Pour concrétiser ces huit objectifs, le projet de contrat programme s’articule autour d’une vingtaine d’initiatives déclinées en 70 mesures. Certaines sont relatives au volet de la protection contre les dommages, comme l’instauration de nouvelles assurances obligatoires (RC habitation, RC pour établissements publics et RC décennale dans le cadre de la construction). D’autres mesures sont à portée sociale, notamment l’amélioration de la couverture maladie en englobant les catégories qui sont aujourd’hui exclues de l’assurance maladie obligatoire et du Ramed ou encore le développement de l’assurance vie pour la préparation de la retraite pour laquelle des incitations fiscales sont requises (suppression de la taxe sur la capitalisation, déductibilité des revenus des primes d’assurance) à la mise en place d’une protection contre les risques catastrophiques, à la lutte contre l’insécurité routière et à l’extension du réseau de distribution.
D’autres mesures sont relatives au volet financier. Il s’agit, à ce propos, d’outiller le secteur pour la mobilisation de l’épargne longue, la mise en place de mécanismes de financement des secteurs stratégiques de l’économie, l’adaptation aux normes de solvabilité et le soutien du développement à l’international des assureurs et réassureurs marocains. Enfin, le projet porte aussi sur le renforcement économique et social du secteur puisqu’il recommande la libéralisation des critères de tarification en assurance automobile, l’amélioration de l’indemnisation des victimes des accidents de la route, du travail et le contrôle des risques en entreprise. Outre les aspects social, économique et financier, le contrat programme s’intéresse aussi à l’amélioration de l’image du secteur puisqu’il prévoit des mesures visant la transparence, la lutte contre la corruption et le blanchiment.

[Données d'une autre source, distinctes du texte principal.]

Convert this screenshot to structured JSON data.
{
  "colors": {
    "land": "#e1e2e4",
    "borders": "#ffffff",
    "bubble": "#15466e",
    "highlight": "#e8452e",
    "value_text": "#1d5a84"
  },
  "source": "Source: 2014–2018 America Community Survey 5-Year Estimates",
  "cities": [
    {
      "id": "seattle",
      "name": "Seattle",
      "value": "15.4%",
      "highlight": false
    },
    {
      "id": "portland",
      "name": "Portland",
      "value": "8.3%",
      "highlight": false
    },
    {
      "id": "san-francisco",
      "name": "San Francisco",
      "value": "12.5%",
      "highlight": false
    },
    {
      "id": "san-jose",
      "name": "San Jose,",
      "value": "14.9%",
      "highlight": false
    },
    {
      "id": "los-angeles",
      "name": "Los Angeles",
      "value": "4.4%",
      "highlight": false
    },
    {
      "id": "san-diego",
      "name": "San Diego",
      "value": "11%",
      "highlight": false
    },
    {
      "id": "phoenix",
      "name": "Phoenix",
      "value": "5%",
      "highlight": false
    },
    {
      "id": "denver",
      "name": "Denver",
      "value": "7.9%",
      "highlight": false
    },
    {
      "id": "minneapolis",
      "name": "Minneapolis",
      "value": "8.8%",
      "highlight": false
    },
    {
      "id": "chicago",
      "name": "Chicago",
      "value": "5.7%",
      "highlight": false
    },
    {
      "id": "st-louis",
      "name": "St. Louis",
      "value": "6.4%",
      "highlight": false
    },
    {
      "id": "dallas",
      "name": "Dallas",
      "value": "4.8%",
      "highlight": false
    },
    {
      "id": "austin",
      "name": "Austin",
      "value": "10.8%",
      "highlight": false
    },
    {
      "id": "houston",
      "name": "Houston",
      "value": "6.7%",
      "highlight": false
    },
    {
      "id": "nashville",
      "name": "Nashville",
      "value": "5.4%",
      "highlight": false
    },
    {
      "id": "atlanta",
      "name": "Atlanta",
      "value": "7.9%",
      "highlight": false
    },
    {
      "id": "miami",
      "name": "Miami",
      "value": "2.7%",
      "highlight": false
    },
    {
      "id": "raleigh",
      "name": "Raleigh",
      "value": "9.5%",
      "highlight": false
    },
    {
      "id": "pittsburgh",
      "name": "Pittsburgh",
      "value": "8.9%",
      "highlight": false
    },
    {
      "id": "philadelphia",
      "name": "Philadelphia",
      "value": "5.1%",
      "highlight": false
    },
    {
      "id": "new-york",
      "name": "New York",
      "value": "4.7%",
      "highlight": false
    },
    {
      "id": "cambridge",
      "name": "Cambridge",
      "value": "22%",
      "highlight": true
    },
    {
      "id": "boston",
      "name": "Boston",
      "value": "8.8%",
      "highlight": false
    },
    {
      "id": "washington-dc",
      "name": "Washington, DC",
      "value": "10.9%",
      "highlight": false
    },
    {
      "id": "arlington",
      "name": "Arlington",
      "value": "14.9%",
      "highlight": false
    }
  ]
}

Pour l’exécution et le suivi, il est envisagé la mise en place des structures spécifiques, en l’occurrence un secrétariat général et un observatoire de la protection de la population et des entreprises au sein de la FMSAR. Les professionnels et l’Etat s’engagent à apporter les moyens financiers nécessaires à la concrétisation du contrat programme et à organiser une session extraordinaire annuelle du comité de pilotage pour faire le suivi du contrat programme.